Там, наверху, летают чайки. Быть может, музыку мне принесут эти чайки; сейчас они кричат га-га-га или кря-кря-кря, не знаю. Я знаю, что их много, должно быть, тысячи, и они заполняют серо-голубое, серебристо-серое небо; я знаю, что их тысячи и что в моем далеком детстве они кружились над зимней рекой, такой же серой, что текла по долине, выходящей там, далеко внизу, к морю. Я могла бы, я могу описать вам в мельчайших подробностях, как выглядит полет чаек; могу рассказать вам, как они вертикально падают в воды Лереса, как погружаются в них, о рыбках, которых они вылавливают из глубин. Я могла бы представить вам буколическую картинку, о которой вы уже, наверно, догадываетесь: земли, спускающиеся к лиману, тростниковые заросли, в которых, отвернувшись от спящего города, пасутся безразличные ко всему на свете, погруженные в себя коровы; им не позволено отходить ни на шаг ни в ту, ни в другую сторону. Я могла бы описать все это, но на самом деле ничего этого нет: я знаю, что чайки садятся на городскую свалку. Раньше здесь была спокойная безмятежная морская гладь, потом вдоль залива провели шоссе, а воду завалили полиэтиленовыми мешками, сломанными диванами, расчлененными кроватями и всяким прочим мусором, теперь туда сбрасывают всякую дрянь из больниц, перемешивая с отбросами из муниципальной скотобойни. Вот там-то и обитают чайки. Поэтому я не знаю, кричат ли они га-га-га, или кря кря-кря, или же попросту карр-карр-карр, как вороны, ибо, как знать, не замаскированные ли они уже вороны. А лирическое утро постепенно уходит, и я поднимаюсь из зарослей лилий. Я встаю и снова бегу, хотя на этот раз уже медленнее, почти трусцой, даже не рысью. Торопя жизнь. Храня в душе воспоминания.
II
а будут благословенны мать, что подарила мне жизнь, и тот отважный муж, что оплодотворил ее плоть, полную мягких холмов и теплых долин и вовсе не наделенную крепкими засовами; тот отважный муж, что вошел в устье зеленовато-синих вод лимана в час прилива, что сумел накрыть рукой гнездо, полное резвых пташек, мятущихся в страстном томлении и безумном веселье.

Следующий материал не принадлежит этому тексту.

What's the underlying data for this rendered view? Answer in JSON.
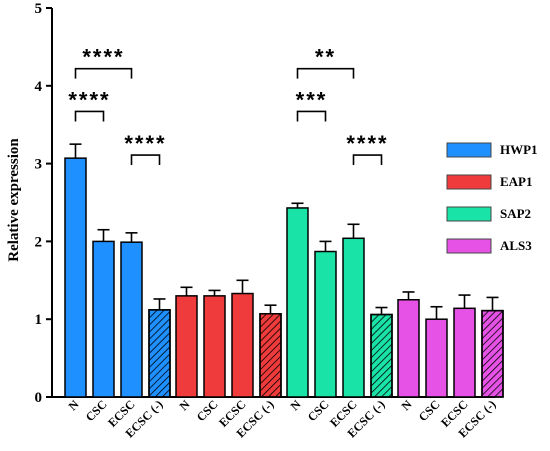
{
  "chart_data": {
    "type": "bar",
    "ylabel": "Relative expression",
    "ylim": [
      0,
      5
    ],
    "yticks": [
      "0",
      "1",
      "2",
      "3",
      "4",
      "5"
    ],
    "categories": [
      "N",
      "CSC",
      "ECSC",
      "ECSC (-)"
    ],
    "grid": false,
    "legend_position": "right",
    "series": [
      {
        "name": "HWP1",
        "color": "#1e90ff",
        "values": [
          3.07,
          2.0,
          1.99,
          1.12
        ],
        "errors": [
          0.18,
          0.15,
          0.12,
          0.14
        ]
      },
      {
        "name": "EAP1",
        "color": "#ef3b3b",
        "values": [
          1.3,
          1.3,
          1.33,
          1.07
        ],
        "errors": [
          0.11,
          0.07,
          0.17,
          0.11
        ]
      },
      {
        "name": "SAP2",
        "color": "#19e3a6",
        "values": [
          2.43,
          1.87,
          2.04,
          1.06
        ],
        "errors": [
          0.06,
          0.13,
          0.18,
          0.09
        ]
      },
      {
        "name": "ALS3",
        "color": "#e552e5",
        "values": [
          1.25,
          1.0,
          1.14,
          1.11
        ],
        "errors": [
          0.1,
          0.16,
          0.17,
          0.17
        ]
      }
    ],
    "hatched_category": "ECSC (-)",
    "significance": [
      {
        "series": "HWP1",
        "from": "N",
        "to": "CSC",
        "label": "****"
      },
      {
        "series": "HWP1",
        "from": "N",
        "to": "ECSC",
        "label": "****"
      },
      {
        "series": "HWP1",
        "from": "ECSC",
        "to": "ECSC (-)",
        "label": "****"
      },
      {
        "series": "SAP2",
        "from": "N",
        "to": "CSC",
        "label": "***"
      },
      {
        "series": "SAP2",
        "from": "N",
        "to": "ECSC",
        "label": "**"
      },
      {
        "series": "SAP2",
        "from": "ECSC",
        "to": "ECSC (-)",
        "label": "****"
      }
    ]
  }
}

Да будет благословенна мать, что подарила мне жизнь, ибо полет ее был недолог, как взлет горлицы, и она пожелала и сумела свить гнездо на исходе лета и нашла самца, не обладающего ни ярким оперением, ни звонким голосом, и все знали об этом, но никто не посмел нарушить магический вековой обет молчания; да будет она благословенна, ибо сумела зародить и сохранить меня и подарить мне образ молчаливого отца, сотканный из прощаний и ласк, из безмолвных нежных улыбок; и все мое детство, наполненное безмолвием, было озарено светом нежных взглядов.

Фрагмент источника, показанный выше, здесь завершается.